Obviously people made do with these for years, and if one is happy with that level of functionality and convenience (especially at the lowest of the low end of features), and it allows them to prepare what they want, it's unlikely they'll appreciate any of the benefits of an inductive cooktop.
But it gives precise and rapidly changeable heat control, a radiant heater does not. This is important to people preparing more varied dishes. This sounds like this is simply of little benefit to you, because you still haven't mentioned what features on the current selection of inductive ranges is missing.
They're also wickedly more efficient because you're not radiating a ton of waste heat into the conditioned space (at least in summer and warm climates). There are people that cook and bake enough that the electricity of both the heating and the space cooling are a noticeable monthly expense. Not the primary benefit point though, true.
I'd like to see a good comparison in running cost of a gas stove versus an induction stove.
Comparing BTU's wouldn't be an accurate metric since with gas a lot of the heat is lost just going around the pan/pot and heating the air.
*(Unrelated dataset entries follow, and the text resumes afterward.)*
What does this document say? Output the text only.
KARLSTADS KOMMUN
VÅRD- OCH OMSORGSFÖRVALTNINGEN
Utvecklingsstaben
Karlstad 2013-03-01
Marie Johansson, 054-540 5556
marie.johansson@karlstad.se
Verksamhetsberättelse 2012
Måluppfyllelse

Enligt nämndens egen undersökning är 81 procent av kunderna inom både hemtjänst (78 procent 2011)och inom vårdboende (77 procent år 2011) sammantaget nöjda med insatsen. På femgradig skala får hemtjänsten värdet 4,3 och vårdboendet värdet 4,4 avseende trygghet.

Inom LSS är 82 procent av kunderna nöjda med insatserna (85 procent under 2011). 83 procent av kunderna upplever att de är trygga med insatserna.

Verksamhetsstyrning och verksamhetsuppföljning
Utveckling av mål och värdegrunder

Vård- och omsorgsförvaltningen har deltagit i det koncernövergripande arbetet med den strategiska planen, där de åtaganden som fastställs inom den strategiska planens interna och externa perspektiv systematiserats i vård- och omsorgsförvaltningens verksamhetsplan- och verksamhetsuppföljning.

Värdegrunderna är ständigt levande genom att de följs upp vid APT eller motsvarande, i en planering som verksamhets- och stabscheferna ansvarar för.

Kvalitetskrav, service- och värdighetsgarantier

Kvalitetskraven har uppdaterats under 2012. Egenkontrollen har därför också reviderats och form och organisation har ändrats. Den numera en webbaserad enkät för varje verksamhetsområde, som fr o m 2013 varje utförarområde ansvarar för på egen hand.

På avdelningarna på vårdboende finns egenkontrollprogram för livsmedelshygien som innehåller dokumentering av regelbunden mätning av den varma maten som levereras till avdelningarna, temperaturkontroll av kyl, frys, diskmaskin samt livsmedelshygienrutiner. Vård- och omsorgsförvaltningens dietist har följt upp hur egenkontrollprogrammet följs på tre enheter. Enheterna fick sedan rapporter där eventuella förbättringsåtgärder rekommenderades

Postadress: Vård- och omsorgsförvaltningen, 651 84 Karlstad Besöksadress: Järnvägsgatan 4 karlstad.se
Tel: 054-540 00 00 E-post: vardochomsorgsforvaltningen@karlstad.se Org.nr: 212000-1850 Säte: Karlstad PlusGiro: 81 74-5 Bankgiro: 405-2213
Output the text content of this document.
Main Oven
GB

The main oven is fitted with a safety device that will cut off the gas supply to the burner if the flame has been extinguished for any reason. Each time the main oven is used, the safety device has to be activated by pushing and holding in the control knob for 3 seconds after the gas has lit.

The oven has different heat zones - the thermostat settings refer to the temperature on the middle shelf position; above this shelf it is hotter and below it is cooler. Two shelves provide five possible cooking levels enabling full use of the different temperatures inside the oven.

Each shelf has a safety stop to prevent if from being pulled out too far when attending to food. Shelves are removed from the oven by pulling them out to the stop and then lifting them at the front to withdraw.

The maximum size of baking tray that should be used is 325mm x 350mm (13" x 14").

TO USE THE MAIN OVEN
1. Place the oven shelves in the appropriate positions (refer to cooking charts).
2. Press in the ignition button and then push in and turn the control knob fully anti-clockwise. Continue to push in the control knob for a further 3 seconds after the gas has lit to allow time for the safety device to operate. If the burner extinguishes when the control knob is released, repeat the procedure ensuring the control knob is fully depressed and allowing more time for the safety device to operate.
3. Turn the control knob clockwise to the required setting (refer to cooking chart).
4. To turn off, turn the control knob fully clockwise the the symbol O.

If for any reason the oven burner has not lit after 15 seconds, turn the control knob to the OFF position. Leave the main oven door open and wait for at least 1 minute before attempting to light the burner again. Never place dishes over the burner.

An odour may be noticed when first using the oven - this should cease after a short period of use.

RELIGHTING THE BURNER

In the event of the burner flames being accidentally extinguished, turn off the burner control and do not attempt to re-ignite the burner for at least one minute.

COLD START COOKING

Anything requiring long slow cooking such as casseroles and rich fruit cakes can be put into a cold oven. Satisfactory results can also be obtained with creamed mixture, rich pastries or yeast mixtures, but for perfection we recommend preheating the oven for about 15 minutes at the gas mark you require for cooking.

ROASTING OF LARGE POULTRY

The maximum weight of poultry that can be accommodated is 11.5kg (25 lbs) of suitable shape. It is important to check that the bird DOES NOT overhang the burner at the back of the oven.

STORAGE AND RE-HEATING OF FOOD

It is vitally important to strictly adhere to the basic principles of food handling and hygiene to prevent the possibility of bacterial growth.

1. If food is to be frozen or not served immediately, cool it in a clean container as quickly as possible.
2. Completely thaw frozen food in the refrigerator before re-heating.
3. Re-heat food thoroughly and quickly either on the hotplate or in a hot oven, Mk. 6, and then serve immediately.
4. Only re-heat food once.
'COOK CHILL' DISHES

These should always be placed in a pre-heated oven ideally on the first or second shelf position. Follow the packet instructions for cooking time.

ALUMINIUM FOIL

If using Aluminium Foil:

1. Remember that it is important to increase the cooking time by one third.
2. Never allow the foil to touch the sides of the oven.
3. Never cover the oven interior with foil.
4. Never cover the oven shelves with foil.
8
This source [1] claims it took 992 BTUs for gas and 430 BTUs for induction to boil 1qt of water.
I don't think any cook at home has ever used enough energy that that matters. Once in a while someone will have a broken furnace and try to use the oven to heat their house (this is dangerous: don't try it), but otherwise cooking doesn't use energy to really matter.
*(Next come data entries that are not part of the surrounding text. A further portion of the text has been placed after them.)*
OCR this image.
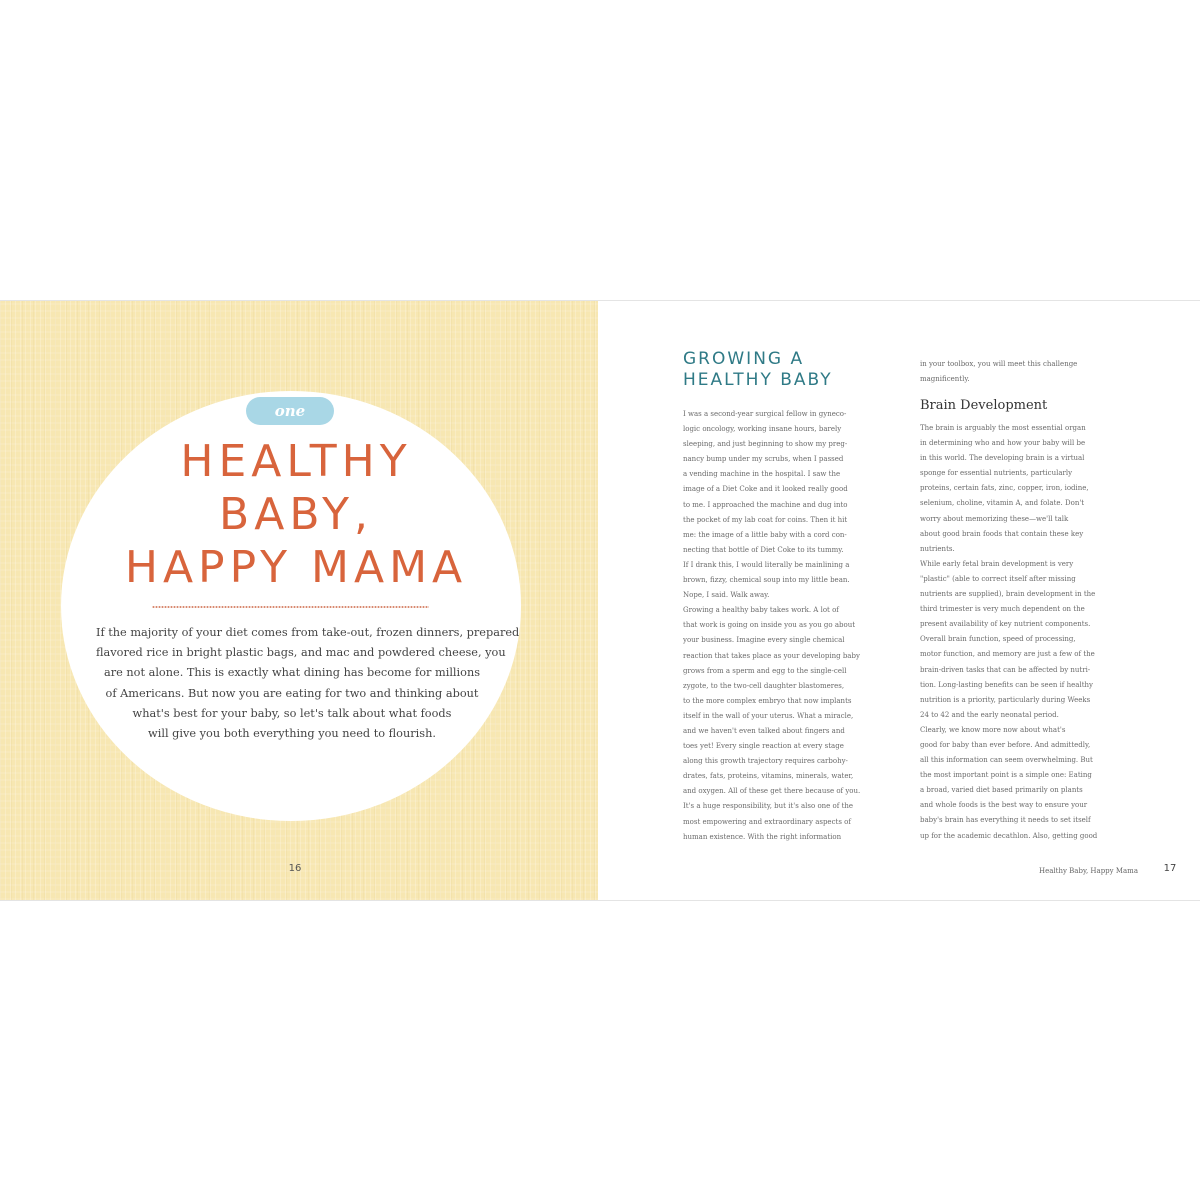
one
HEALTHY
BABY,
HAPPY MAMA
If the majority of your diet comes from take-out, frozen dinners, prepared
flavored rice in bright plastic bags, and mac and powdered cheese, you
are not alone. This is exactly what dining has become for millions
of Americans. But now you are eating for two and thinking about
what's best for your baby, so let's talk about what foods
will give you both everything you need to flourish.
16
GROWING A
HEALTHY BABY
I was a second-year surgical fellow in gyneco-
logic oncology, working insane hours, barely
sleeping, and just beginning to show my preg-
nancy bump under my scrubs, when I passed
a vending machine in the hospital. I saw the
image of a Diet Coke and it looked really good
to me. I approached the machine and dug into
the pocket of my lab coat for coins. Then it hit
me: the image of a little baby with a cord con-
necting that bottle of Diet Coke to its tummy.
If I drank this, I would literally be mainlining a
brown, fizzy, chemical soup into my little bean.
Nope, I said. Walk away.
Growing a healthy baby takes work. A lot of
that work is going on inside you as you go about
your business. Imagine every single chemical
reaction that takes place as your developing baby
grows from a sperm and egg to the single-cell
zygote, to the two-cell daughter blastomeres,
to the more complex embryo that now implants
itself in the wall of your uterus. What a miracle,
and we haven't even talked about fingers and
toes yet! Every single reaction at every stage
along this growth trajectory requires carbohy-
drates, fats, proteins, vitamins, minerals, water,
and oxygen. All of these get there because of you.
It's a huge responsibility, but it's also one of the
most empowering and extraordinary aspects of
human existence. With the right information
in your toolbox, you will meet this challenge
magnificently.
Brain Development
The brain is arguably the most essential organ
in determining who and how your baby will be
in this world. The developing brain is a virtual
sponge for essential nutrients, particularly
proteins, certain fats, zinc, copper, iron, iodine,
selenium, choline, vitamin A, and folate. Don't
worry about memorizing these—we'll talk
about good brain foods that contain these key
nutrients.
While early fetal brain development is very
"plastic" (able to correct itself after missing
nutrients are supplied), brain development in the
third trimester is very much dependent on the
present availability of key nutrient components.
Overall brain function, speed of processing,
motor function, and memory are just a few of the
brain-driven tasks that can be affected by nutri-
tion. Long-lasting benefits can be seen if healthy
nutrition is a priority, particularly during Weeks
24 to 42 and the early neonatal period.
Clearly, we know more now about what's
good for baby than ever before. And admittedly,
all this information can seem overwhelming. But
the most important point is a simple one: Eating
a broad, varied diet based primarily on plants
and whole foods is the best way to ensure your
baby's brain has everything it needs to set itself
up for the academic decathlon. Also, getting good
Healthy Baby, Happy Mama	17
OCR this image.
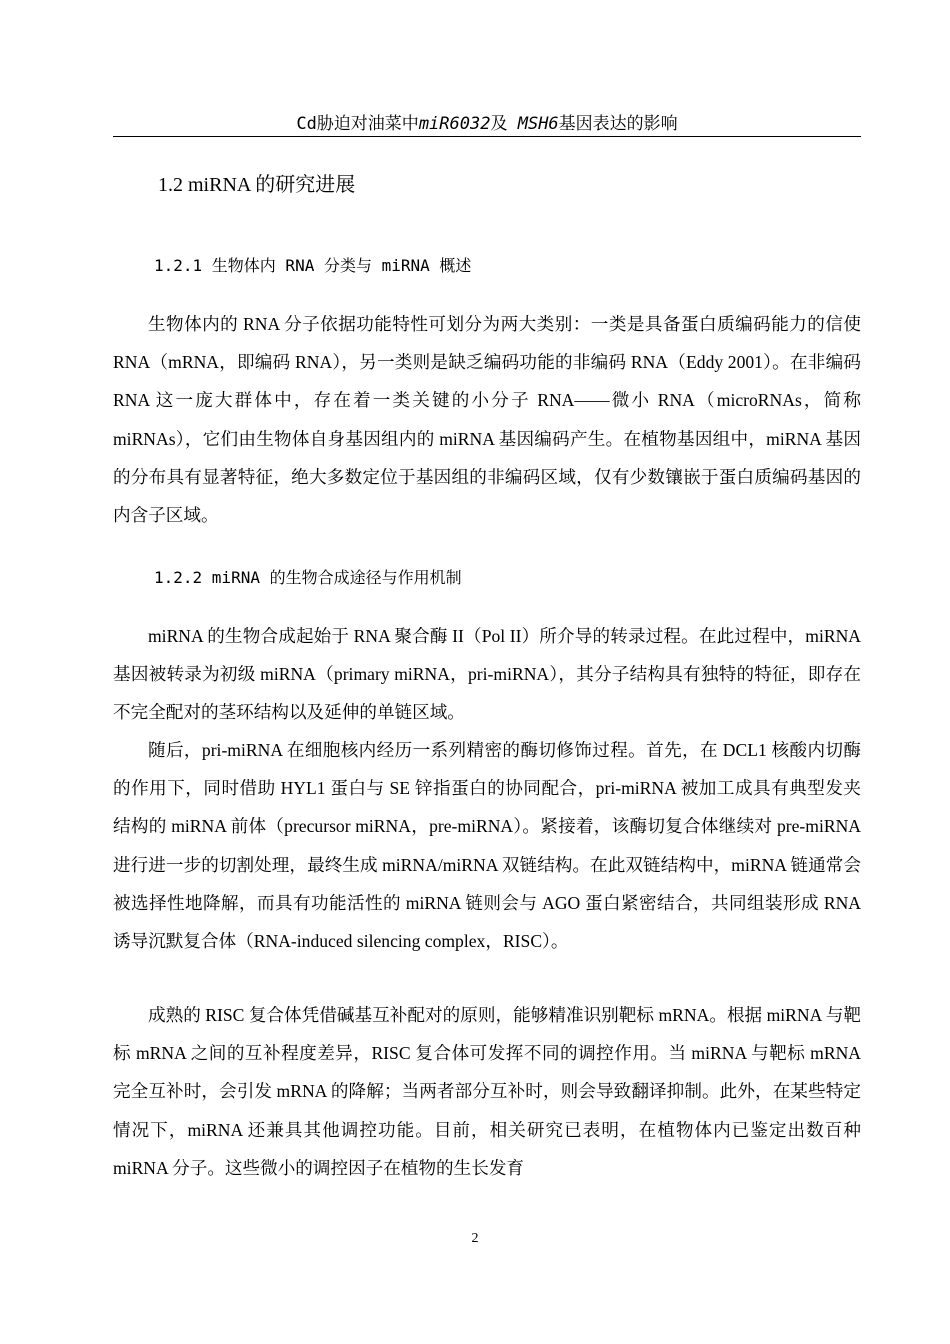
Cd胁迫对油菜中miR6032及 MSH6基因表达的影响
1.2 miRNA 的研究进展
1.2.1 生物体内 RNA 分类与 miRNA 概述

生物体内的 RNA 分子依据功能特性可划分为两大类别：一类是具备蛋白质编码能力的信使 RNA（mRNA，即编码 RNA），另一类则是缺乏编码功能的非编码 RNA（Eddy 2001）。在非编码 RNA 这一庞大群体中，存在着一类关键的小分子 RNA——微小 RNA（microRNAs，简称 miRNAs），它们由生物体自身基因组内的 miRNA 基因编码产生。在植物基因组中，miRNA 基因的分布具有显著特征，绝大多数定位于基因组的非编码区域，仅有少数镶嵌于蛋白质编码基因的内含子区域。

1.2.2 miRNA 的生物合成途径与作用机制

miRNA 的生物合成起始于 RNA 聚合酶 II（Pol II）所介导的转录过程。在此过程中，miRNA 基因被转录为初级 miRNA（primary miRNA，pri-miRNA），其分子结构具有独特的特征，即存在不完全配对的茎环结构以及延伸的单链区域。

随后，pri-miRNA 在细胞核内经历一系列精密的酶切修饰过程。首先，在 DCL1 核酸内切酶的作用下，同时借助 HYL1 蛋白与 SE 锌指蛋白的协同配合，pri-miRNA 被加工成具有典型发夹结构的 miRNA 前体（precursor miRNA，pre-miRNA）。紧接着，该酶切复合体继续对 pre-miRNA 进行进一步的切割处理，最终生成 miRNA/miRNA 双链结构。在此双链结构中，miRNA 链通常会被选择性地降解，而具有功能活性的 miRNA 链则会与 AGO 蛋白紧密结合，共同组装形成 RNA 诱导沉默复合体（RNA-induced silencing complex，RISC）。

成熟的 RISC 复合体凭借碱基互补配对的原则，能够精准识别靶标 mRNA。根据 miRNA 与靶标 mRNA 之间的互补程度差异，RISC 复合体可发挥不同的调控作用。当 miRNA 与靶标 mRNA 完全互补时，会引发 mRNA 的降解；当两者部分互补时，则会导致翻译抑制。此外，在某些特定情况下，miRNA 还兼具其他调控功能。目前，相关研究已表明，在植物体内已鉴定出数百种 miRNA 分子。这些微小的调控因子在植物的生长发育

2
This would be a relatively major thing, since you generally have no choice but to breathe the air in your dwelling. As a policy matter (i.e., one in which the government can offset out-of-pocket costs for greater savings on the back end), subsidizing electrification so that Americans can have a better quality-of-life with less incidence of cancer, respiratory illness, and catastrophic detonation of inhabited residences seems like a no brainer.
And for people who must have their gas appliances, there are always portable units/generators. They can use those.
It's a tale as old as time: "I don't want to poison myself, but I also cannot bear a minor inconvenience." This is honestly one of the main reasons I believe that environmentalism will never meaningfully succeed.
There are many options to make environmentalism also the better choice. My electric is 104% from wind last year (which is to say for every 100kwh my entire city used last year, my utility claims they generated 104kwh from wind - I don't know what they did when the wind wasn't blowing or what happened to that other 4kwh) Cooks tell me induction is better, but there are enough roadblocks that shouldn't exist such that I can't try it.
My real rant though is there is no reason why induction should be an expesnive niche. There is no reason I should pay extra for features that don't cost extra.
Right, but the premium tends more to $1000 for the brands that have earned a bad reputation. If you want something that you can expect to be good quality you are looking at more like $2000.
Hence getting the 200 $ total of 4 hobs as a premium to whatever the base standalone stove costs, assuming that you could in the factory just mount these units in the hobs. Just need to modify a little to have remote control as the original uses a microcontroller to handle the touch IO and the high frequency transistor triggering, which may both not work over a wire long enough to reach from the back hob to the front of the stove where you'd want the controls to be to not reach over or even in-between the hobs in operation.